From Web of Science I have downloaded 500 articles citations in a textfile. Only the Authors' column (AU) have been read into R. The variable contains Author1 to AuthorN separeted by semicolons:
Anselin, L; Fujita, M; Thisse, JF
I would like to extract Author1, Author2, Author3...AuthorN in different columns. In my file I have up to 10 Authors. In this sample max 7 Authors:
#Sample of Data
data <- c("Anselin, L; Varga, A; Acs, Z",
"Acs, ZJ; Anselin, L; Varga, A",
"Anselin, L",
"Fujita, M; Thisse, JF",
"Turner, RK; van den Bergh, JCJM; Soderqvist, T; Barendregt, A; van der Straaten, J; Maltby, E; van Ierland, EC",
"Talen, E; Anselin, L",
"Irwin, EG; Bockstael, NE",
"Leggett, CG; Bockstael, NE",
"Guimaraes, P; Figueiredo, O; Woodward, D",
"Halpern, Benjamin S.; McLeod, Karen L.; Rosenberg, Andrew A.; Crowder, Larry B.")
I have tried many avenues:
#Method3 - Read table : Not same amount of elements
Meth3 <- read.table(textConnection(data), sep=";", stringsAsFactors=FALSE)
#Method2 - Separate in different column : repeats the Names
Meth2 <- do.call(rbind,
strsplit(gsub(";",
"\\1NONSENSESPLIT\\2NONSENSESPLIT\\3", data),
"NONSENSESPLIT"))
#Method5 - Split row entries, make an identifier and recombine them later : Struggle to recombine
Meth5 <- strsplit(data, ";")
i <- 0
id <- unlist( sapply( Meth5, function(r) rep(i<<-i+1, length(r) ) ) )
x <- unlist(Meth5, recursive = FALSE )
x <- list(do.call(rbind,
strsplit(gsub(";",
"\\1NONSENSESPLIT\\2NONSENSESPLIT\\3", x),
"NONSENSESPLIT")))
require(data.table)
data.table( ID=id, do.call(rbind,x))
#Method6: Identifies first Author :
Meth6 <- gsub("[^a-zA-Z0-9 ]","",strsplit(data,"\\; ")[[1]][[1]])
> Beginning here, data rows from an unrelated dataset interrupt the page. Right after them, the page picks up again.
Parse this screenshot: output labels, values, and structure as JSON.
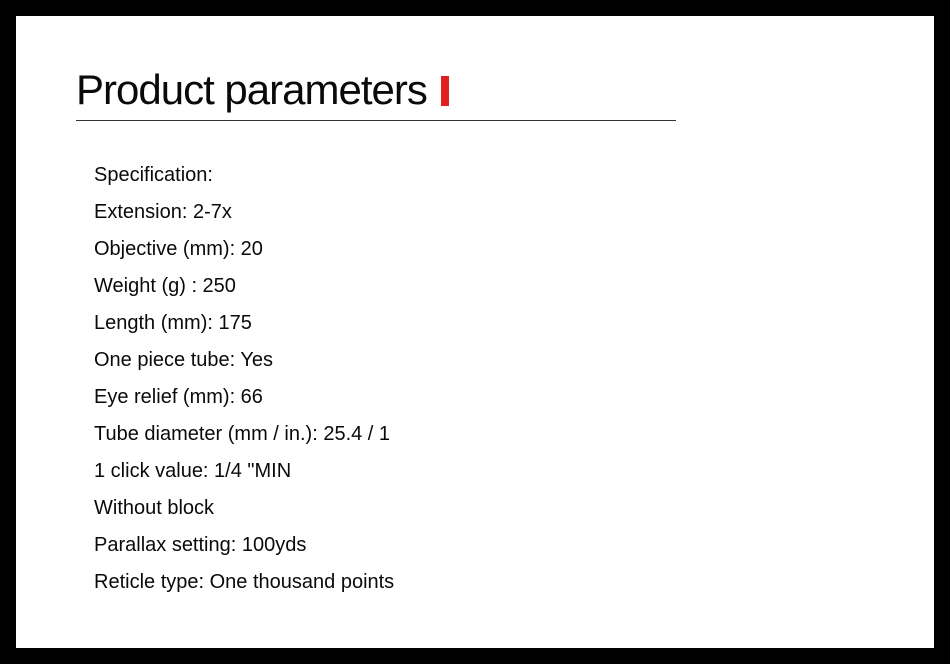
{
  "title": "Product parameters",
  "accent_color": "#e02020",
  "border_color": "#333333",
  "text_color": "#0a0a0a",
  "background_outer": "#000000",
  "background_inner": "#ffffff",
  "title_fontsize": 42,
  "item_fontsize": 20,
  "item_lineheight": 37,
  "specs": [
    "Specification:",
    "Extension: 2-7x",
    "Objective (mm): 20",
    "Weight (g) : 250",
    "Length (mm): 175",
    "One piece tube: Yes",
    "Eye relief (mm): 66",
    "Tube diameter (mm / in.): 25.4 / 1",
    "1 click value: 1/4 \"MIN",
    "Without block",
    "Parallax setting: 100yds",
    "Reticle type: One thousand points"
  ]
}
Any suggestions for organizing and identifying the Authors1...AuthorsN is warmly welcomed.
read.csv
has support for this:
read.csv(text=data,header=FALSE,sep=";")
V1 V2 V3 V4 V5 V6 V7
1 Anselin, L Varga, A Acs, Z
2 Acs, ZJ Anselin, L Varga, A
3 Anselin, L
4 Fujita, M Thisse, JF
5 Turner, RK van den Bergh, JCJM Soderqvist, T Barendregt, A van der Straaten, J Maltby, E van Ierland, EC
6 Talen, E Anselin, L
7 Irwin, EG Bockstael, NE
8 Leggett, CG Bockstael, NE
9 Guimaraes, P Figueiredo, O Woodward, D
10 Halpern, Benjamin S. McLeod, Karen L. Rosenberg, Andrew A. Crowder, Larry B.